Kempe Equivalent List Colorings

An $$\alpha ,\beta $$ -Kempe swap in a properly colored graph interchanges the colors on some component of the subgraph induced by colors $$\alpha $$ and $$\beta $$ . Two k-colorings of a graph are k-Kempe equivalent if we can form one from the other by a sequence of Kempe swaps (never using more than k colors). Las Vergnas and Meyniel showed that if a graph is $$(k-1)$$ -degenerate, then each pair of its k-colorings are k-Kempe equivalent. Mohar conjectured the same conclusion for connected k-regular graphs. This was proved for $$k=3$$ by Feghali, Johnson, and Paulusma (with a single exception $$K_2\square \,K_3$$ , also called the 3-prism) and for $$k\ge 4$$ by Bonamy, Bousquet, Feghali, and Johnson. In this paper we prove an analogous result for list-coloring. For a list-assignment L and an L-coloring $$\varphi $$ , a Kempe swap is called L-valid for $$\varphi $$ if performing the Kempe swap yields another L-coloring.

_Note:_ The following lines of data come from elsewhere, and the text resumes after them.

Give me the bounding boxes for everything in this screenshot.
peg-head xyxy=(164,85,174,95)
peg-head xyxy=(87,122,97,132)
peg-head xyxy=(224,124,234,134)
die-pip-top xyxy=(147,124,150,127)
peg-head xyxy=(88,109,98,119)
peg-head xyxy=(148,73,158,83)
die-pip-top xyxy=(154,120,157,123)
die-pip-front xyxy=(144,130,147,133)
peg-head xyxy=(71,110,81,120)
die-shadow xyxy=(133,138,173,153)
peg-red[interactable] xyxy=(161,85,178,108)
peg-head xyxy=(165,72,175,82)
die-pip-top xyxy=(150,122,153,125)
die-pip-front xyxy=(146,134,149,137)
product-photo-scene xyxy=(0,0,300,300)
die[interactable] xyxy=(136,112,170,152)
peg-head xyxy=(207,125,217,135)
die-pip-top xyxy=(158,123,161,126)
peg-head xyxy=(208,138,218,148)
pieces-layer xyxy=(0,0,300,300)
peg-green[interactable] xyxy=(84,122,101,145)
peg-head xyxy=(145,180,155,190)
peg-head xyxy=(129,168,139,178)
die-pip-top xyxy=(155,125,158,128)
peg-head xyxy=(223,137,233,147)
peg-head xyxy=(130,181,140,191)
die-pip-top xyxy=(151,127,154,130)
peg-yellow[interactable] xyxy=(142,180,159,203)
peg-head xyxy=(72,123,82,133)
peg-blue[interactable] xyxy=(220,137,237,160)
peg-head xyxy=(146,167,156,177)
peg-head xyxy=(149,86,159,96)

Two L-colorings are called L-equivalent if we can form one from the other by a sequence of L-valid Kempe swaps. Let G be a connected k-regular graph with $$k\ge 3$$ and $$G\ne K_{k+1}$$ . We prove that if L is a k-assignment, then all L-colorings are L-equivalent (again excluding only $$K_2\square \,K_3$$ ). Further, if $$G\in \{K_{k+1},K_2\square \,K_3\}$$ , L is a $$\Delta $$ -assignment, but L is not identical everywhere, then all L-colorings of G are L-equivalent. When $$k\ge 4$$ , the proof is completely self-contained, implying an alternate proof of the result of Bonamy et al. Our proofs rely on the following key lemma, which may be of independent interest. Let H be a graph such that for every degree-assignment $$L_H$$ all $$L_H$$ -colorings are $$L_H$$ -equivalent. If G is a connected graph that contains H as an induced subgraph, then for every degree-assignment $$L_G$$ for G all $$L_G$$ -colorings are $$L_G$$ -equivalent.